We’re supposedly in the badlands of Bihar. Everyone talks in a poor imitation of some godforsaken accent. The local superintendent of police, an IPS officer (Paresh Rawal; Mr Hammy) looks a portly thanedaar (station house officer). He walks around without his shirt in the police station, beats up his wife (Bipasha Basu) in public, pulls triggers at will, is an illiterate buffoon. His boss, the director general, is even more of a fat, bald roughian. The collector, an IAS officer, another one roguishly uncouth, puts vermilion on his forehead and dances around nautch girls at night.

Pretty much anyone can be shot dead here in broad daylight. Murders and deaths come cheap. Dogs lead more secure lives than Dalits.
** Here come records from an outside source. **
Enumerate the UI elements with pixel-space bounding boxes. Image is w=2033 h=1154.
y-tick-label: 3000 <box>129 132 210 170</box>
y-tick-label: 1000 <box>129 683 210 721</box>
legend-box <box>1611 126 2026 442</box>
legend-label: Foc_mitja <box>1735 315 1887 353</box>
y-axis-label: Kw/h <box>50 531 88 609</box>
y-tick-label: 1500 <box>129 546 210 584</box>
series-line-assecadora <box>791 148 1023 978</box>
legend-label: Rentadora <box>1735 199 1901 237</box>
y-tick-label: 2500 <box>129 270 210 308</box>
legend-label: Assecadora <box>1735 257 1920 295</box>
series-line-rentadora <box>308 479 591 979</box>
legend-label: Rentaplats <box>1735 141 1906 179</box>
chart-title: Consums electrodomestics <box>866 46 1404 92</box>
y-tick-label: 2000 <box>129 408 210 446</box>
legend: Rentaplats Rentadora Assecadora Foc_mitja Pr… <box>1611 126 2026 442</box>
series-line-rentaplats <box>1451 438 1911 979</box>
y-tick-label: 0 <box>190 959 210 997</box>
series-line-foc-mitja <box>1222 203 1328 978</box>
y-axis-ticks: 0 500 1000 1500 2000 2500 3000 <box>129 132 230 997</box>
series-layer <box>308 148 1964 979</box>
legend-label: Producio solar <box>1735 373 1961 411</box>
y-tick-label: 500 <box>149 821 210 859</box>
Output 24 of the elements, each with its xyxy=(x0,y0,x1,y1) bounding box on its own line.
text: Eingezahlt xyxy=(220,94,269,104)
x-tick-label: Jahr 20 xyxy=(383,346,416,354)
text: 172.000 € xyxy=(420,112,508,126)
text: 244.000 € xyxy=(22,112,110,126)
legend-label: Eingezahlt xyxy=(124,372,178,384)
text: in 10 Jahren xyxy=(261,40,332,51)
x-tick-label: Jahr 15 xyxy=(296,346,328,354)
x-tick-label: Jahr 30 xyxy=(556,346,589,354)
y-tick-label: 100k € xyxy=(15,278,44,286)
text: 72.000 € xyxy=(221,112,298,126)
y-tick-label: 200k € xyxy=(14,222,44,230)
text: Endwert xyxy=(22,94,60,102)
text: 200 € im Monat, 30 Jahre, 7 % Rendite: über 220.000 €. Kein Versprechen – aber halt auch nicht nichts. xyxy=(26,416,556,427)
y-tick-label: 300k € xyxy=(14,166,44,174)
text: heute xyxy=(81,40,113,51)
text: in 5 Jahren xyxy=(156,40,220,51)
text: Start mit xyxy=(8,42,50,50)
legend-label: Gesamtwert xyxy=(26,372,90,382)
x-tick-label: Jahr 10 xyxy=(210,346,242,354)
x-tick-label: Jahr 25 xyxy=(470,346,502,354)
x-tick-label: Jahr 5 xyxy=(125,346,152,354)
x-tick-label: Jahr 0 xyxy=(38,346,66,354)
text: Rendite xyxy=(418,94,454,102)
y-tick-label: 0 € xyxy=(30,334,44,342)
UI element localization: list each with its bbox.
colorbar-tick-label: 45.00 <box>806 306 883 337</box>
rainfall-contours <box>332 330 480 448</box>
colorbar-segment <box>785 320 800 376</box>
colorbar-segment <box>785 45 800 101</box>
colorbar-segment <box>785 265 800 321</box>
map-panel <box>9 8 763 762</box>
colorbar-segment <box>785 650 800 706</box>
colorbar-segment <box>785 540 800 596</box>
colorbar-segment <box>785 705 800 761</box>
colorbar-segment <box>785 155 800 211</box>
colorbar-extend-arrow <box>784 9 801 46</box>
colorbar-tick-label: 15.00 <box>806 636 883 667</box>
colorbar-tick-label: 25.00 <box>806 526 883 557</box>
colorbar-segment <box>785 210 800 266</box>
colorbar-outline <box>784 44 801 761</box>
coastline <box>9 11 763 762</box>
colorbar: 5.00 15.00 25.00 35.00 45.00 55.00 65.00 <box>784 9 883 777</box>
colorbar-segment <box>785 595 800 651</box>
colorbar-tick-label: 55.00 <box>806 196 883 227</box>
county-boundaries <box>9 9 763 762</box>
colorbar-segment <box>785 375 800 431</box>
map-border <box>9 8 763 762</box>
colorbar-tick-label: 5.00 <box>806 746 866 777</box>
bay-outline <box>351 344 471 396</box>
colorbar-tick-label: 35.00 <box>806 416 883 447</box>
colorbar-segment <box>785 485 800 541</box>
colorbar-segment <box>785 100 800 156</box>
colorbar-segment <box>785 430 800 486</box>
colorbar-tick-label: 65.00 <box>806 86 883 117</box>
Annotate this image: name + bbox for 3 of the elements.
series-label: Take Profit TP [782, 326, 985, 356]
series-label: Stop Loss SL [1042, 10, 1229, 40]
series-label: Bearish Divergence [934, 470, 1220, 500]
Shehri log sachai se bahut door rehte hai (city folks are far removed from reality),” says Paresh Rawal's character. This would be true for the filmmakers. They’d rather watch Alan Parker’s Mississippi Burning (1998) in their air-conditioned living rooms to be inspired from, than research locations for their films.

Aakrosh

There's so much commotion that follows that you can barely follow the picture or figure its conspiracy. Camera jerks for effect. Sounds echo. Stunt sequences are piled up under the garb of a story line. Red chili powder from Ketan Mehta’s Mirch Masala is used as killer weapons. One Shool Sena attacks people with tridents. Guns go off everywhere.

This is the sort of film that’s sold under prestigious tags of “hard-hitting” and “issue-based”. They're a heavy assault on your senses all right.